Die erste Kandidatenversion des Linux-Kernels 7.0-rc1 wurde offiziell veröffentlicht. In der Entlassungs-E-Mail scherzte Linus Torvalds nicht nur über seine digitale Phobie, sondern ging auch halb im Scherz auf das heikle Thema Nachfolge ein.Für viele Entwickler bedeutet eine große Änderung der Versionsnummer normalerweise eine drastische Änderung der Architektur, in der Evolutionslogik des Linux-Kernels ist dies jedoch nicht der Fall.

Torvalds sagte unverblümt, dass der Grund für seinen Wechsel von der 6.x-Serie zur 7.0 nicht etwa störende funktionale Durchbrüche waren, sondern einzig und allein, weil er unter einer Phobie vor großen Zahlen litt.

„Ich bin etwas verwirrt von großen Zahlen und nicht besonders gut darin, mit ihnen umzugehen“, schrieb er halb im Scherz.

Derzeit unterhält der Linux-Kernel einen Rhythmus, bei dem alle 3,5 Jahre eine Hauptversion aktualisiert wird. Wenn die Nebenversionsnummer nahe bei x.19 liegt, wird sich Torvalds dafür entscheiden, sie zu verwenden. Dieser Rhythmus besteht seit vielen Jahren und ist zum Standard in der Community geworden.

Torvalds deutete in der E-Mail den Nachfolgeplan für Linux an.
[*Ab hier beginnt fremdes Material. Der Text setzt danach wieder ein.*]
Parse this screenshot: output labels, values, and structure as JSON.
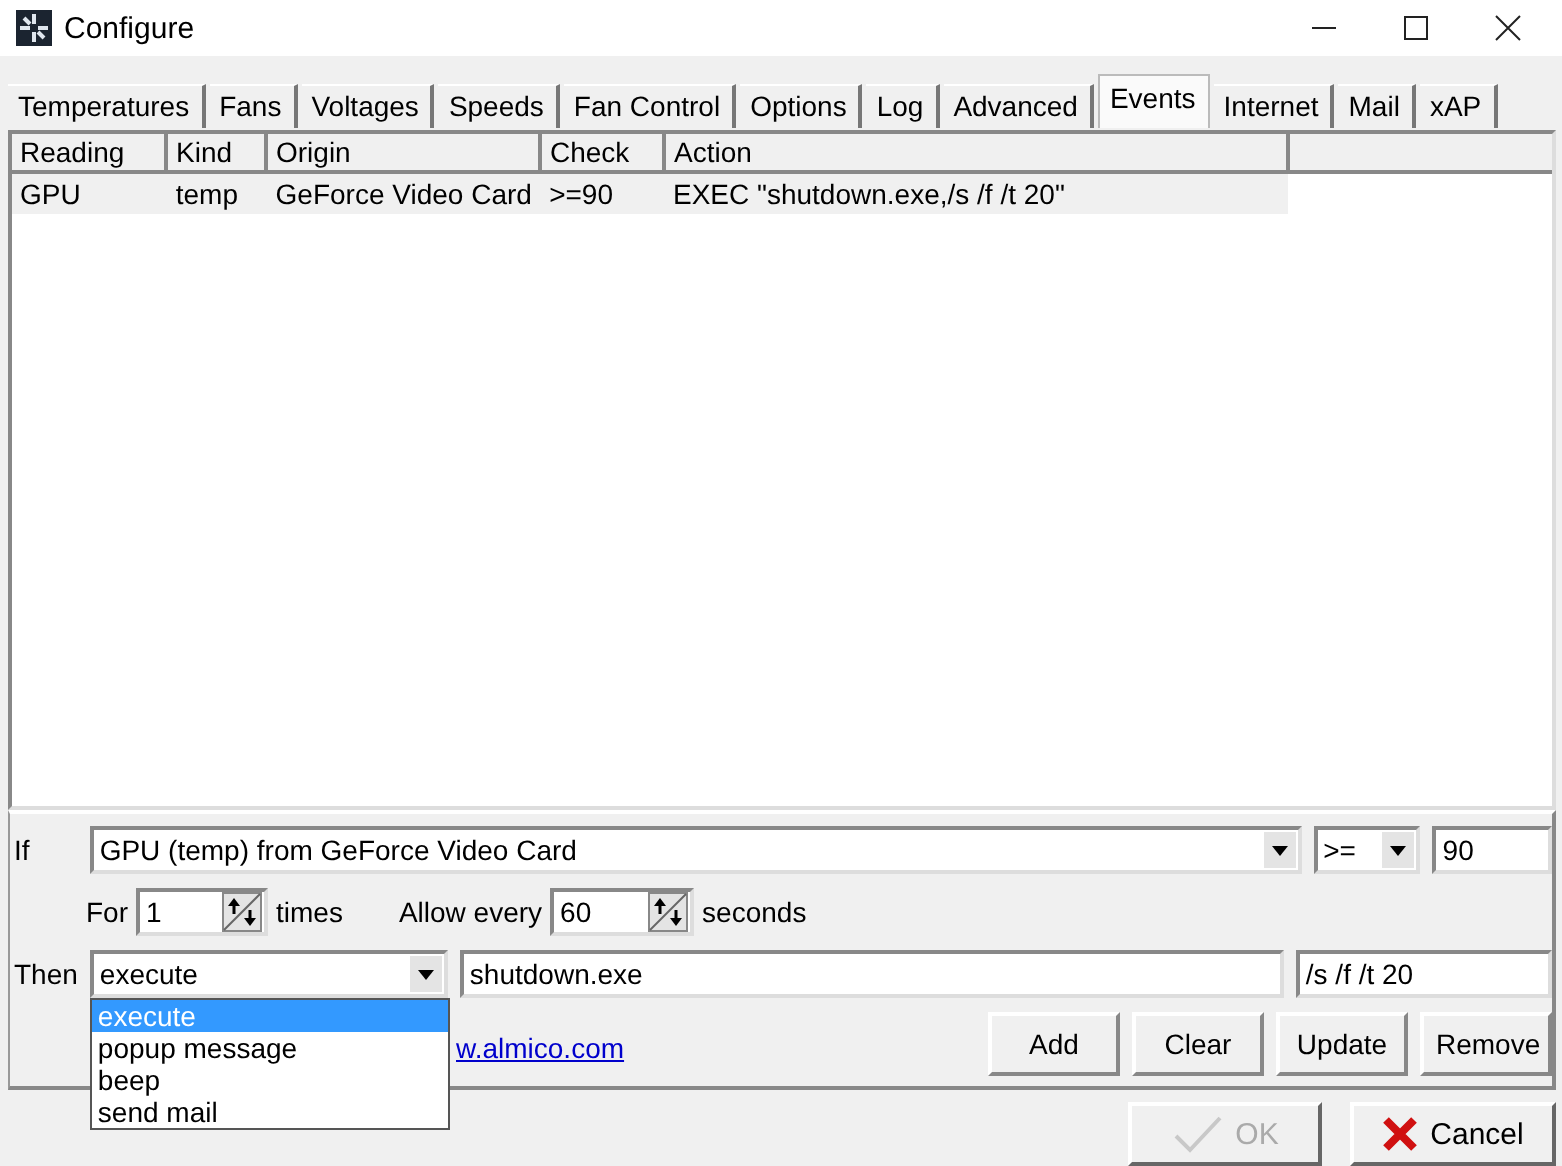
{
  "window": {
    "title": "Configure"
  },
  "tabs": [
    {
      "label": "Temperatures",
      "selected": false
    },
    {
      "label": "Fans",
      "selected": false
    },
    {
      "label": "Voltages",
      "selected": false
    },
    {
      "label": "Speeds",
      "selected": false
    },
    {
      "label": "Fan Control",
      "selected": false
    },
    {
      "label": "Options",
      "selected": false
    },
    {
      "label": "Log",
      "selected": false
    },
    {
      "label": "Advanced",
      "selected": false
    },
    {
      "label": "Events",
      "selected": true
    },
    {
      "label": "Internet",
      "selected": false
    },
    {
      "label": "Mail",
      "selected": false
    },
    {
      "label": "xAP",
      "selected": false
    }
  ],
  "table": {
    "columns": [
      "Reading",
      "Kind",
      "Origin",
      "Check",
      "Action"
    ],
    "rows": [
      {
        "cells": [
          "GPU",
          "temp",
          "GeForce Video Card",
          ">=90",
          "EXEC \"shutdown.exe,/s /f /t 20\""
        ],
        "selected": true
      }
    ]
  },
  "form": {
    "if_label": "If",
    "if_source": "GPU (temp) from GeForce Video Card",
    "operator": ">=",
    "threshold": "90",
    "for_label": "For",
    "for_count": "1",
    "times_label": "times",
    "allow_label": "Allow every",
    "allow_value": "60",
    "seconds_label": "seconds",
    "then_label": "Then",
    "action": "execute",
    "command": "shutdown.exe",
    "arguments": "/s /f /t 20",
    "action_options": [
      {
        "label": "execute",
        "selected": true
      },
      {
        "label": "popup message",
        "selected": false
      },
      {
        "label": "beep",
        "selected": false
      },
      {
        "label": "send mail",
        "selected": false
      }
    ],
    "link": "w.almico.com",
    "buttons": [
      "Add",
      "Clear",
      "Update",
      "Remove"
    ]
  },
  "footer": {
    "ok": {
      "label": "OK",
      "disabled": true
    },
    "cancel": {
      "label": "Cancel",
      "disabled": false
    }
  }
}
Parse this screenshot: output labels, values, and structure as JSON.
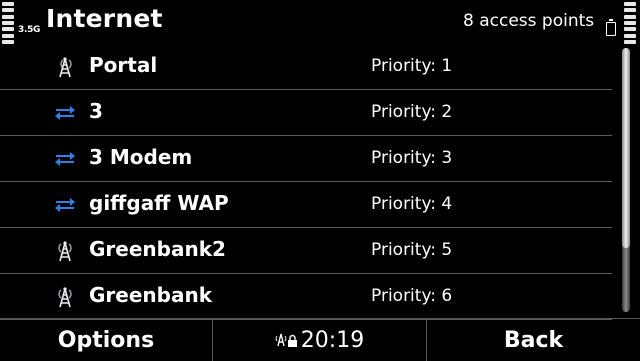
{
  "status": {
    "network_type": "3.5G",
    "title": "Internet",
    "access_points_count": "8 access points"
  },
  "list": {
    "items": [
      {
        "name": "Portal",
        "priority": "Priority: 1",
        "type": "tower-icon"
      },
      {
        "name": "3",
        "priority": "Priority: 2",
        "type": "packet-data-icon"
      },
      {
        "name": "3 Modem",
        "priority": "Priority: 3",
        "type": "packet-data-icon"
      },
      {
        "name": "giffgaff WAP",
        "priority": "Priority: 4",
        "type": "packet-data-icon"
      },
      {
        "name": "Greenbank2",
        "priority": "Priority: 5",
        "type": "tower-icon"
      },
      {
        "name": "Greenbank",
        "priority": "Priority: 6",
        "type": "tower-icon"
      }
    ]
  },
  "softkeys": {
    "left": "Options",
    "clock": "20:19",
    "right": "Back"
  },
  "colors": {
    "background": "#000000",
    "text": "#ffffff",
    "divider": "#5a5a5a",
    "packet_data_blue": "#2f7fe8"
  }
}
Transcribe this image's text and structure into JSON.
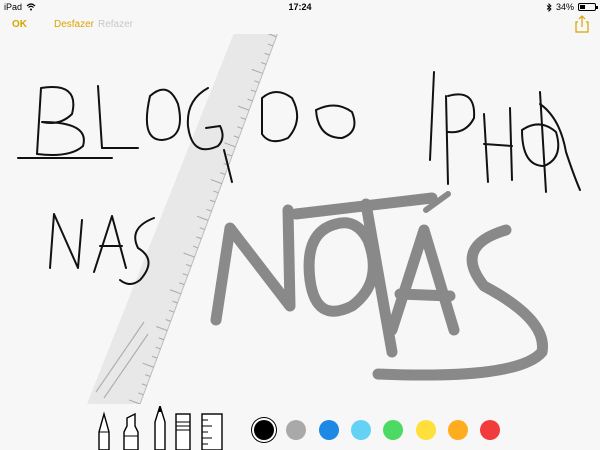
{
  "status": {
    "device": "iPad",
    "time": "17:24",
    "battery": "34%",
    "battery_level": 0.34
  },
  "toolbar": {
    "ok_label": "OK",
    "undo_label": "Desfazer",
    "redo_label": "Refazer"
  },
  "tools": [
    "pen",
    "marker",
    "pencil",
    "eraser",
    "ruler"
  ],
  "colors": [
    {
      "name": "black",
      "hex": "#000000",
      "selected": true
    },
    {
      "name": "gray",
      "hex": "#a9a9a9"
    },
    {
      "name": "blue",
      "hex": "#1e88e5"
    },
    {
      "name": "light-blue",
      "hex": "#64d2f5"
    },
    {
      "name": "green",
      "hex": "#4cd964"
    },
    {
      "name": "yellow",
      "hex": "#ffe03a"
    },
    {
      "name": "orange",
      "hex": "#ffad1f"
    },
    {
      "name": "red",
      "hex": "#f23b3b"
    }
  ]
}
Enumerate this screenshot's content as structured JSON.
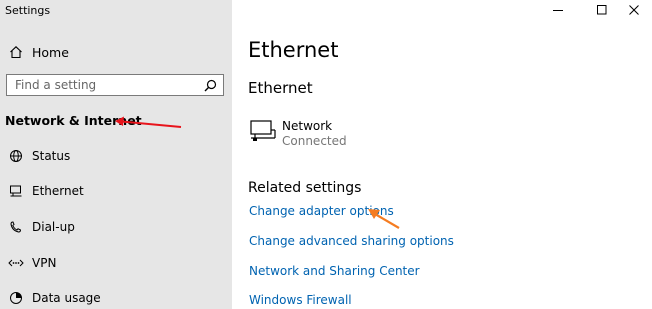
{
  "window": {
    "title": "Settings",
    "controls": [
      "minimize",
      "maximize",
      "close"
    ]
  },
  "sidebar": {
    "home_label": "Home",
    "search": {
      "placeholder": "Find a setting",
      "value": ""
    },
    "section_title": "Network & Internet",
    "items": [
      {
        "label": "Status",
        "icon": "globe-icon"
      },
      {
        "label": "Ethernet",
        "icon": "ethernet-icon"
      },
      {
        "label": "Dial-up",
        "icon": "dialup-icon"
      },
      {
        "label": "VPN",
        "icon": "vpn-icon"
      },
      {
        "label": "Data usage",
        "icon": "data-usage-icon"
      }
    ]
  },
  "main": {
    "page_title": "Ethernet",
    "subtitle": "Ethernet",
    "network": {
      "name": "Network",
      "status": "Connected",
      "icon": "network-computer-icon"
    },
    "related_title": "Related settings",
    "links": [
      "Change adapter options",
      "Change advanced sharing options",
      "Network and Sharing Center",
      "Windows Firewall"
    ]
  },
  "colors": {
    "sidebar_bg": "#e6e6e6",
    "link": "#0063b1",
    "annotation_red": "#e8141c",
    "annotation_orange": "#f57c21"
  }
}
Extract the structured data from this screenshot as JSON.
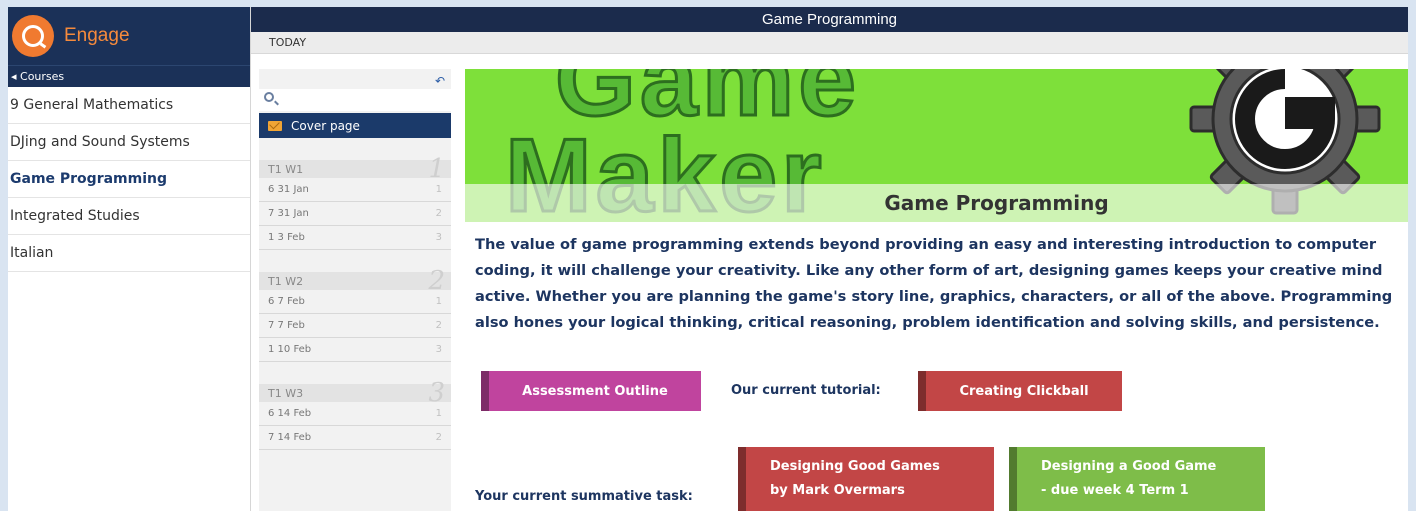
{
  "app": {
    "name": "Engage"
  },
  "sidebar": {
    "courses_label": "◂ Courses",
    "items": [
      {
        "label": "9 General Mathematics",
        "active": false
      },
      {
        "label": "DJing and Sound Systems",
        "active": false
      },
      {
        "label": "Game Programming",
        "active": true
      },
      {
        "label": "Integrated Studies",
        "active": false
      },
      {
        "label": "Italian",
        "active": false
      }
    ]
  },
  "header": {
    "title": "Game Programming",
    "today": "TODAY"
  },
  "lessons": {
    "search_placeholder": "",
    "cover_label": "Cover page",
    "weeks": [
      {
        "label": "T1  W1",
        "number": "1",
        "rows": [
          {
            "label": "6  31 Jan",
            "idx": "1"
          },
          {
            "label": "7  31 Jan",
            "idx": "2"
          },
          {
            "label": "1  3 Feb",
            "idx": "3"
          }
        ]
      },
      {
        "label": "T1  W2",
        "number": "2",
        "rows": [
          {
            "label": "6  7 Feb",
            "idx": "1"
          },
          {
            "label": "7  7 Feb",
            "idx": "2"
          },
          {
            "label": "1  10 Feb",
            "idx": "3"
          }
        ]
      },
      {
        "label": "T1  W3",
        "number": "3",
        "rows": [
          {
            "label": "6  14 Feb",
            "idx": "1"
          },
          {
            "label": "7  14 Feb",
            "idx": "2"
          }
        ]
      }
    ]
  },
  "main": {
    "banner_text_line1": "Game",
    "banner_text_line2": "Maker",
    "banner_title": "Game Programming",
    "description": "The value of game programming extends beyond providing an easy and interesting introduction to computer coding, it will challenge your creativity. Like any other form of art, designing games keeps your creative mind active. Whether you are planning the game's story line, graphics, characters, or all of the above. Programming also hones your logical thinking, critical reasoning, problem identification and solving skills, and persistence.",
    "assessment_button": "Assessment Outline",
    "tutorial_label": "Our current tutorial:",
    "tutorial_button": "Creating Clickball",
    "summative_label": "Your current summative task:",
    "design_button_1": "Designing Good Games\nby Mark Overmars",
    "design_button_2": "Designing a Good Game\n- due week 4 Term 1"
  },
  "colors": {
    "navy": "#1b3158",
    "brand_orange": "#f07a30",
    "banner_green": "#7ee03a",
    "assessment_pink": "#c0449e",
    "task_red": "#c24646",
    "task_green": "#7ebd49"
  }
}
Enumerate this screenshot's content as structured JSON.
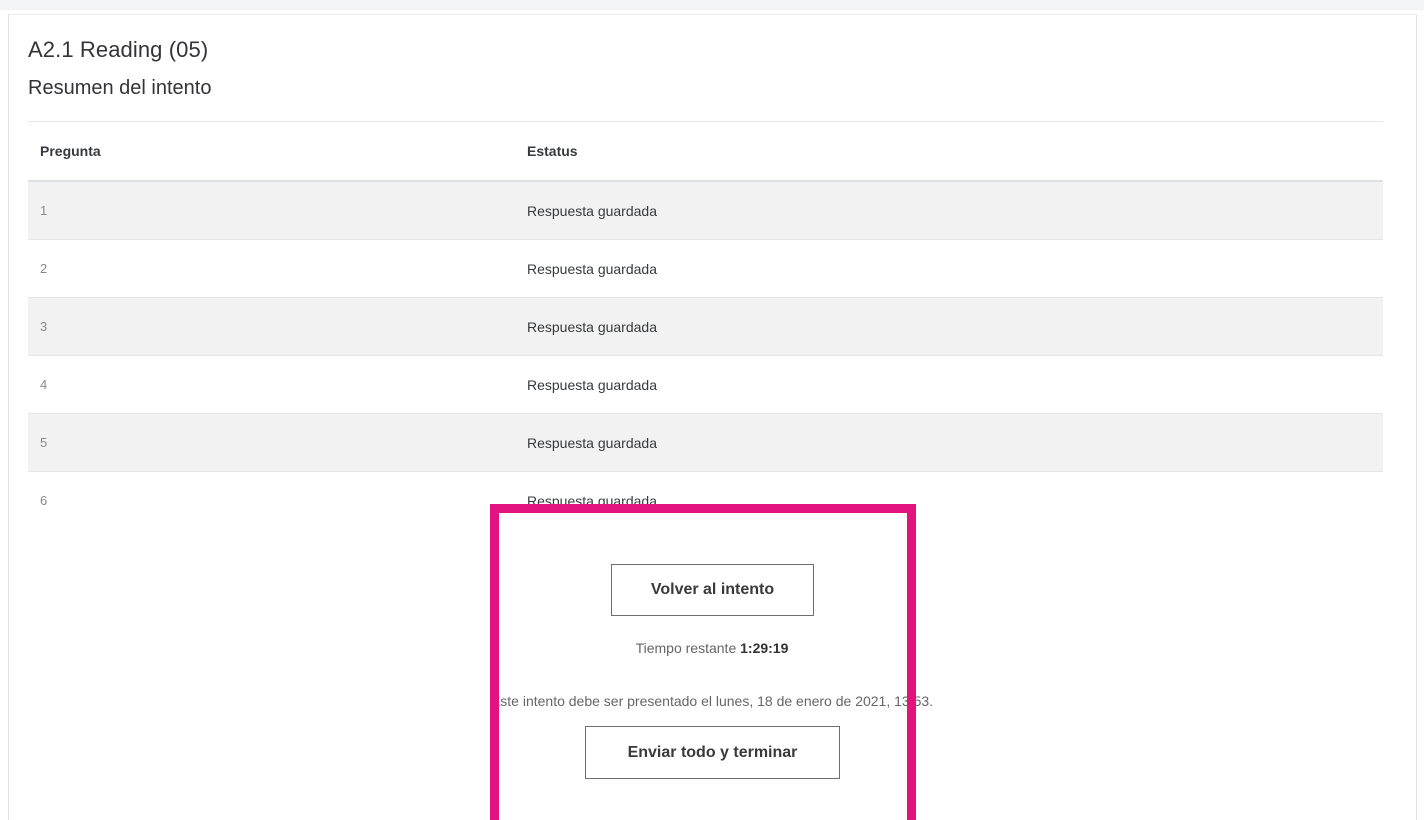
{
  "quiz": {
    "title": "A2.1 Reading (05)",
    "subtitle": "Resumen del intento"
  },
  "table": {
    "headers": [
      "Pregunta",
      "Estatus"
    ],
    "rows": [
      {
        "question": "1",
        "status": "Respuesta guardada"
      },
      {
        "question": "2",
        "status": "Respuesta guardada"
      },
      {
        "question": "3",
        "status": "Respuesta guardada"
      },
      {
        "question": "4",
        "status": "Respuesta guardada"
      },
      {
        "question": "5",
        "status": "Respuesta guardada"
      },
      {
        "question": "6",
        "status": "Respuesta guardada"
      }
    ]
  },
  "actions": {
    "return_label": "Volver al intento",
    "time_left_label": "Tiempo restante",
    "time_left_value": "1:29:19",
    "deadline_text": "Este intento debe ser presentado el lunes, 18 de enero de 2021, 13:53.",
    "submit_label": "Enviar todo y terminar"
  },
  "colors": {
    "highlight": "#e2137f",
    "row_alt": "#f2f2f2"
  }
}
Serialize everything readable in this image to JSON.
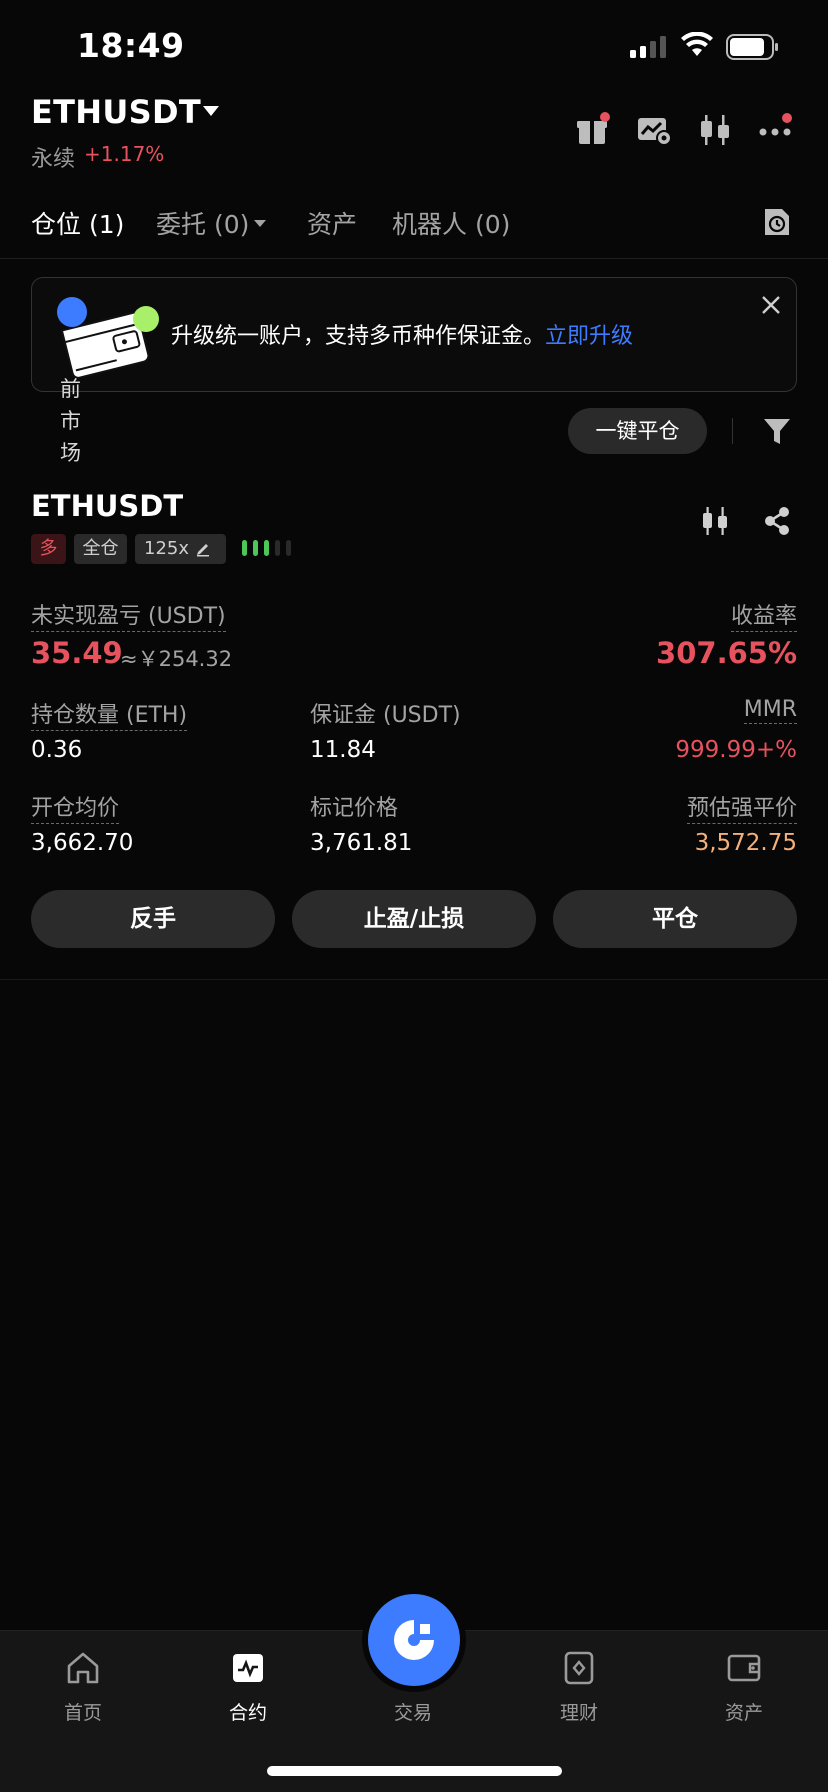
{
  "status_bar": {
    "time": "18:49"
  },
  "header": {
    "symbol": "ETHUSDT",
    "contract_type": "永续",
    "change": "+1.17%"
  },
  "tabs": [
    {
      "label": "仓位 (1)",
      "active": true
    },
    {
      "label": "委托 (0)",
      "active": false
    },
    {
      "label": "资产",
      "active": false
    },
    {
      "label": "机器人 (0)",
      "active": false
    }
  ],
  "banner": {
    "text": "升级统一账户，支持多币种作保证金。",
    "link": "立即升级"
  },
  "market_filter": {
    "chars": [
      "前",
      "市",
      "场"
    ]
  },
  "actions_bar": {
    "close_all": "一键平仓"
  },
  "position": {
    "symbol": "ETHUSDT",
    "side": "多",
    "margin_mode": "全仓",
    "leverage": "125x",
    "adl_level": 3,
    "unrealized_pnl_label": "未实现盈亏 (USDT)",
    "unrealized_pnl": "35.49",
    "unrealized_pnl_cny": "≈￥254.32",
    "roe_label": "收益率",
    "roe": "307.65%",
    "qty_label": "持仓数量 (ETH)",
    "qty": "0.36",
    "margin_label": "保证金 (USDT)",
    "margin": "11.84",
    "mmr_label": "MMR",
    "mmr": "999.99+%",
    "entry_label": "开仓均价",
    "entry": "3,662.70",
    "mark_label": "标记价格",
    "mark": "3,761.81",
    "liq_label": "预估强平价",
    "liq": "3,572.75"
  },
  "position_actions": {
    "reverse": "反手",
    "tpsl": "止盈/止损",
    "close": "平仓"
  },
  "bottom_nav": {
    "home": "首页",
    "futures": "合约",
    "trade": "交易",
    "earn": "理财",
    "assets": "资产"
  },
  "colors": {
    "background": "#070707",
    "up_red": "#e6525e",
    "liq_orange": "#f3b07a",
    "accent_blue": "#3d7bff",
    "adl_green": "#4cc75a"
  }
}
Er sagte, dass er keinen klaren Plan für eine unendlich größere Hauptversionsnummer gemacht habe.

Gleichzeitig tröstete er aber auch die Community: „Ich glaube, dass es bis dahin einen fähigeren Linux-Verantwortlichen geben wird, der keine Angst vor Zahlen über einem Dutzend haben wird.“

Vor nicht allzu langer Zeit hat die Linux-Community offiziell einen Notfallplan formuliert, um sicherzustellen, dass die Kernel-Entwicklung reibungslos übergehen kann, selbst wenn Torvalds abreist oder ein Unfall passiert.